Executive board members of theInternational Coffee Organization, ICO, passed over the issue
of export quota negotiations at its regular meeting here,
delegates said.
    No move was made to reopen dialogue on export quotas and no
further discussion on the issue is likely during the three-day
talks, they said.
    Producer and consumer members of the ICO council failed to
agree export quota shares in early March.
    Neither Brazil, the largest producer, nor the U.S., the
largest consumer, are ready to be flexible, delegates said.
    "The situation is unchanged," consumer spokesman Abraham Van
Overbeeke told reporters. "As long as Brazil sticks to its
position there will not be quotas -- there is no point in
meeting."
    At the last council meeting, Brazil wanted to maintain its
previous quota share of around 30 pct of the market.

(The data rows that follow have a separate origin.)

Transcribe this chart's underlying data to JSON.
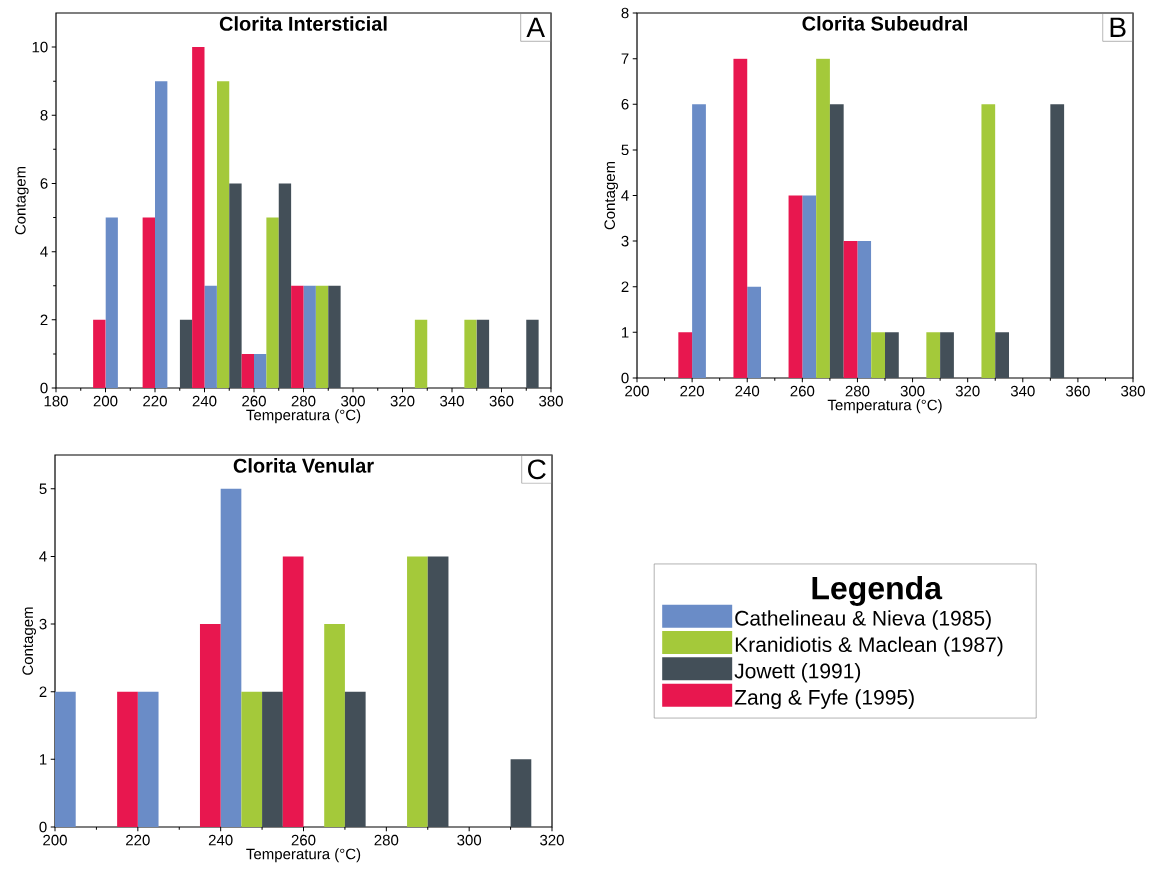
{
  "chart_data": [
    {
      "type": "bar",
      "title": "Clorita Intersticial",
      "xlabel": "Temperatura (°C)",
      "ylabel": "Contagem",
      "annotations": [
        "A"
      ],
      "xlim": [
        180,
        380
      ],
      "xticks": [
        180,
        200,
        220,
        240,
        260,
        280,
        300,
        320,
        340,
        360,
        380
      ],
      "ylim": [
        0,
        11
      ],
      "yticks": [
        0,
        2,
        4,
        6,
        8,
        10
      ],
      "series": [
        {
          "color": "#6a8cc7",
          "x": [
            202.5,
            222.5,
            242.5,
            262.5,
            282.5
          ],
          "values": [
            5,
            9,
            3,
            1,
            3
          ]
        },
        {
          "color": "#a4c93a",
          "x": [
            247.5,
            267.5,
            287.5,
            327.5,
            347.5
          ],
          "values": [
            9,
            5,
            3,
            2,
            2
          ]
        },
        {
          "color": "#434f58",
          "x": [
            232.5,
            252.5,
            272.5,
            292.5,
            352.5,
            372.5
          ],
          "values": [
            2,
            6,
            6,
            3,
            2,
            2
          ]
        },
        {
          "color": "#e8174f",
          "x": [
            197.5,
            217.5,
            237.5,
            257.5,
            277.5
          ],
          "values": [
            2,
            5,
            10,
            1,
            3
          ]
        }
      ]
    },
    {
      "type": "bar",
      "title": "Clorita Subeudral",
      "xlabel": "Temperatura (°C)",
      "ylabel": "Contagem",
      "annotations": [
        "B"
      ],
      "xlim": [
        200,
        380
      ],
      "xticks": [
        200,
        220,
        240,
        260,
        280,
        300,
        320,
        340,
        360,
        380
      ],
      "ylim": [
        0,
        8
      ],
      "yticks": [
        0,
        1,
        2,
        3,
        4,
        5,
        6,
        7,
        8
      ],
      "series": [
        {
          "color": "#6a8cc7",
          "x": [
            222.5,
            242.5,
            262.5,
            282.5
          ],
          "values": [
            6,
            2,
            4,
            3
          ]
        },
        {
          "color": "#a4c93a",
          "x": [
            267.5,
            287.5,
            307.5,
            327.5
          ],
          "values": [
            7,
            1,
            1,
            6
          ]
        },
        {
          "color": "#434f58",
          "x": [
            272.5,
            292.5,
            312.5,
            332.5,
            352.5
          ],
          "values": [
            6,
            1,
            1,
            1,
            6
          ]
        },
        {
          "color": "#e8174f",
          "x": [
            217.5,
            237.5,
            257.5,
            277.5
          ],
          "values": [
            1,
            7,
            4,
            3
          ]
        }
      ]
    },
    {
      "type": "bar",
      "title": "Clorita Venular",
      "xlabel": "Temperatura (°C)",
      "ylabel": "Contagem",
      "annotations": [
        "C"
      ],
      "xlim": [
        200,
        320
      ],
      "xticks": [
        200,
        220,
        240,
        260,
        280,
        300,
        320
      ],
      "ylim": [
        0,
        5.5
      ],
      "yticks": [
        0,
        1,
        2,
        3,
        4,
        5
      ],
      "legend": "right",
      "legend_title": "Legenda",
      "series": [
        {
          "name": "Cathelineau & Nieva (1985)",
          "color": "#6a8cc7",
          "x": [
            202.5,
            222.5,
            242.5
          ],
          "values": [
            2,
            2,
            5
          ]
        },
        {
          "name": "Kranidiotis & Maclean (1987)",
          "color": "#a4c93a",
          "x": [
            247.5,
            267.5,
            287.5
          ],
          "values": [
            2,
            3,
            4
          ]
        },
        {
          "name": "Jowett (1991)",
          "color": "#434f58",
          "x": [
            252.5,
            272.5,
            292.5,
            312.5
          ],
          "values": [
            2,
            2,
            4,
            1
          ]
        },
        {
          "name": "Zang & Fyfe (1995)",
          "color": "#e8174f",
          "x": [
            217.5,
            237.5,
            257.5
          ],
          "values": [
            2,
            3,
            4
          ]
        }
      ]
    }
  ]
}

Consumers
and a splinter group of eight producers favoured redistribution
of export shares using "objective criteria," which would likely
have reduced Brazil's share.
    Brazilian delegate Lindenberg Sette said that, if quota
negotiations were to resume, the 1.0 mln bag shortfall Brazil
was willing to give up in early March if the producer proposal
was accepted would no longer be on the table.
    "As we said from the start...No agreement, no one million
bags," he told Reuters.
    Shortfalls of 200,000 bags offered by OAMCAF, the African
and Malagasy Coffee Organization, and 20,000 bags offered by
Angola, are also no longer valid, delegates said.
    The closest the board came to discussing quotas was a
briefing by the Guatemalan ICO delegate Rene Montes on a recent
Latin American producers meeting in Managua, delegates said.
    There, the producers expressed their political will to
negotiate basic quotas, particularly in the face of the
damaging drop in coffee prices after the council failed to
agree quotas, Montes said.
    The ICO board also reviewed export statistics and stock
verification. They expected talks on stock verification to take
up the remainder of today's session, delegates said.